Price to Earnings Ratio is the Highest in the Last 20 Years
The Price-to-Earnings (P/E) ratio is the highest in the last 20 years. The price-to-earnings ratio is the ratio for valuing a company that measures its current share price in relation to its earnings per share. If this value is higher than the historical average, it means that the stocks are more likely to be overheated now and are worth more than they actually are. If the average indicator for the entire market is taken into consideration, it means that all companies are on average overheated.
The current P/E ratio is 23.6, with a historical average of 15. This is the highest in 20 years, with only the value of 1999 leaving it behind, which was the peak of the dot-com bubble, according to The Market Ear.
In the early 20th century, PE reached similar levels only in 1921, in Roaring Twenties.
Large Tech Companies Cause the Shift in P/E Ratio
To a certain extent, this high ratio is due to the unbelievable rally between large tech companies. Stocks of Microsoft, Facebook, Amazon, Apple and Tesla were growing at a rapid speed during the economy lockdown. For example, Martin Pelletier, a portfolio manager at Trivest Wealth, notes the extremely high PE value of Apple's shares.

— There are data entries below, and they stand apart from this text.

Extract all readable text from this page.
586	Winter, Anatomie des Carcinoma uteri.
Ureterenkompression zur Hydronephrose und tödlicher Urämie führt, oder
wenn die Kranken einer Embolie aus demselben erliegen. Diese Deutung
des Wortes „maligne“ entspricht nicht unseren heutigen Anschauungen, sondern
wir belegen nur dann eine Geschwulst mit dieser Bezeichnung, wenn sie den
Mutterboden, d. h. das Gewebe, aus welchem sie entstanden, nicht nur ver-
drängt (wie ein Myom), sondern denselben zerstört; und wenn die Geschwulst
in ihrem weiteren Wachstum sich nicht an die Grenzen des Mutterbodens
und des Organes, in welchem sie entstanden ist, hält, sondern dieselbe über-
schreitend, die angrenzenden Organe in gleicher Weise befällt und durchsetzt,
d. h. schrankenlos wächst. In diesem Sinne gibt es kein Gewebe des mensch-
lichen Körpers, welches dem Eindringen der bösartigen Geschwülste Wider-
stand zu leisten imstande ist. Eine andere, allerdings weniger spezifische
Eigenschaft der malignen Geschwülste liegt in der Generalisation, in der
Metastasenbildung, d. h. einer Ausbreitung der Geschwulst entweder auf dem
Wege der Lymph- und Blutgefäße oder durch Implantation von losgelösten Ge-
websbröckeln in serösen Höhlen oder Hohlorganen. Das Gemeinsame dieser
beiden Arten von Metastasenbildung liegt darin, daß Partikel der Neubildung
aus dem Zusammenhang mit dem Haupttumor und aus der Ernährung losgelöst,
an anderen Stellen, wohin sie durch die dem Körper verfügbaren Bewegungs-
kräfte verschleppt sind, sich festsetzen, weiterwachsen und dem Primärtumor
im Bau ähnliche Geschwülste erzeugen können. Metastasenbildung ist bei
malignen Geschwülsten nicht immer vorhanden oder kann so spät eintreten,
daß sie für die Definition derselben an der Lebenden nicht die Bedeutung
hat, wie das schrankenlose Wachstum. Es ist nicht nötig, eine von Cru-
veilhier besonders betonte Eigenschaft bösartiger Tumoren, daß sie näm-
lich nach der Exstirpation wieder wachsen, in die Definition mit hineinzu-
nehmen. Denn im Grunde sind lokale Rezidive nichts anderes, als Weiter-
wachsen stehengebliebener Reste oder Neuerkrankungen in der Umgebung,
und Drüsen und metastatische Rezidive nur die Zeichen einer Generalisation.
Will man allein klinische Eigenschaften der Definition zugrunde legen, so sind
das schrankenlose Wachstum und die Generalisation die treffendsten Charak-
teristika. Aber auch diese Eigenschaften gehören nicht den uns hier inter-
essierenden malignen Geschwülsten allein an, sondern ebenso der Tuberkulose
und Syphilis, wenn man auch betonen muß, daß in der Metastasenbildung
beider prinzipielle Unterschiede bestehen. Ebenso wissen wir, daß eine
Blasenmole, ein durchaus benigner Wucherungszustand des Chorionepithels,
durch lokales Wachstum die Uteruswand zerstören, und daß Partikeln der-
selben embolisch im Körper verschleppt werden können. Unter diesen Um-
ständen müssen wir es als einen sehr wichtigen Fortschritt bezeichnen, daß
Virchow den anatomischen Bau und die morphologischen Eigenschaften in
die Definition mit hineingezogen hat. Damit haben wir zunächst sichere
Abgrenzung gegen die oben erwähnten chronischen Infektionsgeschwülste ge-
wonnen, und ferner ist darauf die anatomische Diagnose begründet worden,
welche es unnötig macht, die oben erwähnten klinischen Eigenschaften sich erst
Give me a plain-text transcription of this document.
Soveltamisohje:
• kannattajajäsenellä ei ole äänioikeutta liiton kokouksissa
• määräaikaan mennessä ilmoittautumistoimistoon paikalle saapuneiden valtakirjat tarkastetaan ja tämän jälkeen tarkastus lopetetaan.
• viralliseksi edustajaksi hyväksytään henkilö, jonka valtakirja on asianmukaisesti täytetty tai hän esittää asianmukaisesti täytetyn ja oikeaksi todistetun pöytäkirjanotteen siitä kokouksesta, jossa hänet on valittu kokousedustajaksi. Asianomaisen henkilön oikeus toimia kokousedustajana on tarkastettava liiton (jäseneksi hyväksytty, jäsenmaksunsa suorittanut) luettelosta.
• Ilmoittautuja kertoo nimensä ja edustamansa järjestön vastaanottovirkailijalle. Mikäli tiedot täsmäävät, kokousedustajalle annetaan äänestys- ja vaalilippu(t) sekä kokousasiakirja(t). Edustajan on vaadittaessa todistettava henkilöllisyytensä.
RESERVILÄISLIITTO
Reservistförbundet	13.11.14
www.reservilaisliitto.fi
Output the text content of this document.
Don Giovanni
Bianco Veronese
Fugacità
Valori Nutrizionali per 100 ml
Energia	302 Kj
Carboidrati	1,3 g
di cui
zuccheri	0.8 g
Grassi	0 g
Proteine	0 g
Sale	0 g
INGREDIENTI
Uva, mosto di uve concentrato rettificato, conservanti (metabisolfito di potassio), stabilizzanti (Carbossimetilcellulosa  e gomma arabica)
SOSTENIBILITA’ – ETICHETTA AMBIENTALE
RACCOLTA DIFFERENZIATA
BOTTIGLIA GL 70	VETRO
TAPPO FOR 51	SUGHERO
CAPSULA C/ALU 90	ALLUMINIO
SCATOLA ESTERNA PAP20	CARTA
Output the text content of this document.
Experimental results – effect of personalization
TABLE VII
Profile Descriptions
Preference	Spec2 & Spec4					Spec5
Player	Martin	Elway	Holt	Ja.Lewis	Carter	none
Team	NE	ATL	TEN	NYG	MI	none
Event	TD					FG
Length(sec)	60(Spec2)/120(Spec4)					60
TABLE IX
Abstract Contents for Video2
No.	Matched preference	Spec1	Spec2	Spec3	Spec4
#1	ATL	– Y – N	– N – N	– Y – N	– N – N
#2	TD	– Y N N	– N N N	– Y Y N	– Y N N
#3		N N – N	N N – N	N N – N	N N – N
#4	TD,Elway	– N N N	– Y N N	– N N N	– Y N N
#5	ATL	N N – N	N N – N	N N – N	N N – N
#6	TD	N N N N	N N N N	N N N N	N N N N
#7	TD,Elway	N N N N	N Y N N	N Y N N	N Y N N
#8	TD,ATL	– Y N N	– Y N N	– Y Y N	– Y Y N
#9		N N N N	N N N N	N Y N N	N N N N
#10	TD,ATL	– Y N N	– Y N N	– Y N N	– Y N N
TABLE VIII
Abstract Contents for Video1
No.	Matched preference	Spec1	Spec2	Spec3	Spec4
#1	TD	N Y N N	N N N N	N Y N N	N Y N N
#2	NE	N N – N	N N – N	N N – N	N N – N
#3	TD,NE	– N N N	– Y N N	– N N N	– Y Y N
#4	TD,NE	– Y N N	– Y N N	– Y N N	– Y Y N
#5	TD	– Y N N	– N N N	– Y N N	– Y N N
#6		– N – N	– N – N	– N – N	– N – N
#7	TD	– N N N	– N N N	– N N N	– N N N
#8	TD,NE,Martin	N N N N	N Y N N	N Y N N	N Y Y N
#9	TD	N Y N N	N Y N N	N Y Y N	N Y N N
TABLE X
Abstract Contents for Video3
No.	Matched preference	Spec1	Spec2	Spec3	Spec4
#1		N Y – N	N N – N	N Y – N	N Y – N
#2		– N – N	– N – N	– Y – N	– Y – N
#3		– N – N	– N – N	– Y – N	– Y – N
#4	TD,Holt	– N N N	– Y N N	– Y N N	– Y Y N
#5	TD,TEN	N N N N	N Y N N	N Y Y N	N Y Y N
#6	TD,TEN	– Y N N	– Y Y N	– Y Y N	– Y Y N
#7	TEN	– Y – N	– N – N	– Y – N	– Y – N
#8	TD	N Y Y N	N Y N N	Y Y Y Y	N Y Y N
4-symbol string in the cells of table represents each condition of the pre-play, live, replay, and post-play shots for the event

"Most valuation metrics in Apple are now above both the dot-com bubble and the 2007 peak. Apple has a price to sales ratio over 7x, a PE ratio of 35x, an EV/Cashflow ratio of 24x, and a forward dividend yield of just 0.7%." Martin Pelletier via Twitter
The PE ratio of Tesla's stock generally exceeds all reasonable limits, reaching 1,150, according to @StockAuthority.
Basically, it means that investors are willing to pay $ 1,150 for $ 1 of Tesla's profits.
Is P/E Ratio Increase Really That Bad?
However, not everyone agrees that such a high price to earnings ratio is abnormal or dangerous for the economy. Alok Jain, a SEBI investment advisor and an analyst, believes that changing economic conditions, such as an increase in the money supply, a decrease in the key interest rate and the issue of new shares, are causing the PE to rise to new stable values. He implies that such a high PE ratio is not an anomaly or a problem, but a new reality driven by economic factors.